The fecal samples that matched the E. coli strain in the outbreak were found in a pasture about half a mile to a mile away from the spinach field.

The closeness between cattle and leafy green operations in the Salinas Valley area is “not uncommon,” Reilly said.

Not all of the four farms suspected in the outbreak have both spinach and livestock operations, Reilly said. Local agricultural officials say most cattle ranching is done in the foothills, while leafy greens are largely grown in the fertile valley bottom.

“The proximity ... has always been an issue of concern,” said Robert Brackett, director of the U.S. Food and Drug Administration’s food safety center. Officials, farmers and scientists said Thursday’s announcement raises a question: Should minimum distances be set between fields that grow leafy greens and cattle pastures?

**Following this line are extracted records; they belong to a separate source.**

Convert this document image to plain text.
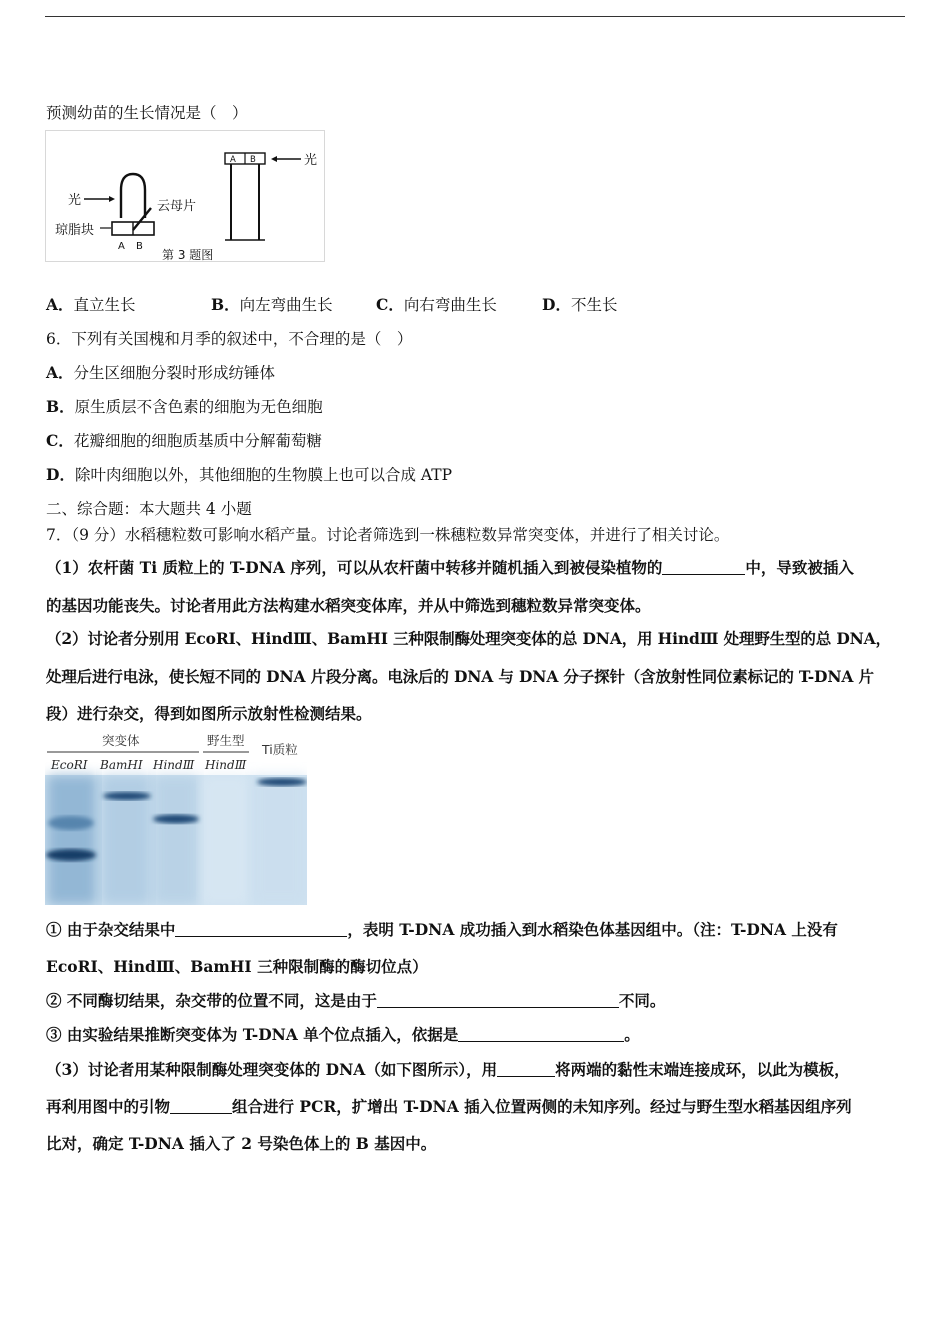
预测幼苗的生长情况是（　）
光	云母片
琼脂块
A B
A B	光
第 3 题图
A．直立生长	B．向左弯曲生长	C．向右弯曲生长	D．不生长
6．下列有关国槐和月季的叙述中，不合理的是（　）
A．分生区细胞分裂时形成纺锤体
B．原生质层不含色素的细胞为无色细胞
C．花瓣细胞的细胞质基质中分解葡萄糖
D．除叶肉细胞以外，其他细胞的生物膜上也可以合成 ATP
二、综合题：本大题共 4 小题
7．（9 分）水稻穗粒数可影响水稻产量。讨论者筛选到一株穗粒数异常突变体，并进行了相关讨论。
（1）农杆菌 Ti 质粒上的 T-DNA 序列，可以从农杆菌中转移并随机插入到被侵染植物的	中，导致被插入
的基因功能丧失。讨论者用此方法构建水稻突变体库，并从中筛选到穗粒数异常突变体。
（2）讨论者分别用 EcoRⅠ、HindⅢ、BamHⅠ 三种限制酶处理突变体的总 DNA，用 HindⅢ 处理野生型的总 DNA，
处理后进行电泳，使长短不同的 DNA 片段分离。电泳后的 DNA 与 DNA 分子探针（含放射性同位素标记的 T-DNA 片
段）进行杂交，得到如图所示放射性检测结果。
突变体	野生型
Ti质粒
EcoRⅠ BamHⅠ HindⅢ HindⅢ
① 由于杂交结果中	，表明 T-DNA 成功插入到水稻染色体基因组中。（注：T-DNA 上没有
EcoRⅠ、HindⅢ、BamHⅠ 三种限制酶的酶切位点）
② 不同酶切结果，杂交带的位置不同，这是由于	不同。
③ 由实验结果推断突变体为 T-DNA 单个位点插入，依据是	。
（3）讨论者用某种限制酶处理突变体的 DNA（如下图所示），用	将两端的黏性末端连接成环，以此为模板，
再利用图中的引物	组合进行 PCR，扩增出 T-DNA 插入位置两侧的未知序列。经过与野生型水稻基因组序列
比对，确定 T-DNA 插入了 2 号染色体上的 B 基因中。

“If you have cattle in a pasture that’s adjoining where you’re growing lettuce or spinach crops, you have a problem,” said Caroline Smith DeWaal, food safety director for the Washington, D.C.-based Center for Science in the Public Interest.

“You have to create zones around the field to make sure the cattle manure can’t get into the farm field,” she said. “To narrow the solution to one field or one group of cattle would be missing the more systemic problem that may exist in the Salinas Valley.” Even before the announcement, some farmers and cattlemen have informally expressed concerns about the possibility of having to create buffer zones between fields and pasture land.

“You’re talking about huge amounts of private property,” said Bob Perkins, executive director of the Monterey County Farm Bureau.

Matthew Byrne, the California Cattlemen’s Association’s executive vice president, said cattle ranchers have already been putting practices in place over the past decade to prevent runoff and water contamination, such as researching the slope of land, fencing off creek sides and planting buffer zones.The state Department of Food and Agriculture has no regulations regarding the distance between cattle and fresh produce operations, said spokesman Steve Lyle. But having a field of spinach neighboring a cattle field does violate so-called Good Agricultural Practices, a voluntary set of national guidelines on food safety practices, said Alejandro Castillo, an associate professor of food microbiology at Texas A&M University.

Agricultural experts say that spinach and lettuce growers should be examining their fields for any visible feces, and destroying those crops if they find it.

“Something tells me that somebody didn’t do their job,” Castillo said.

Brackett, of the FDA, said instituting a minimum distance between cattle and farms “is something we will take into consideration as we go forward.”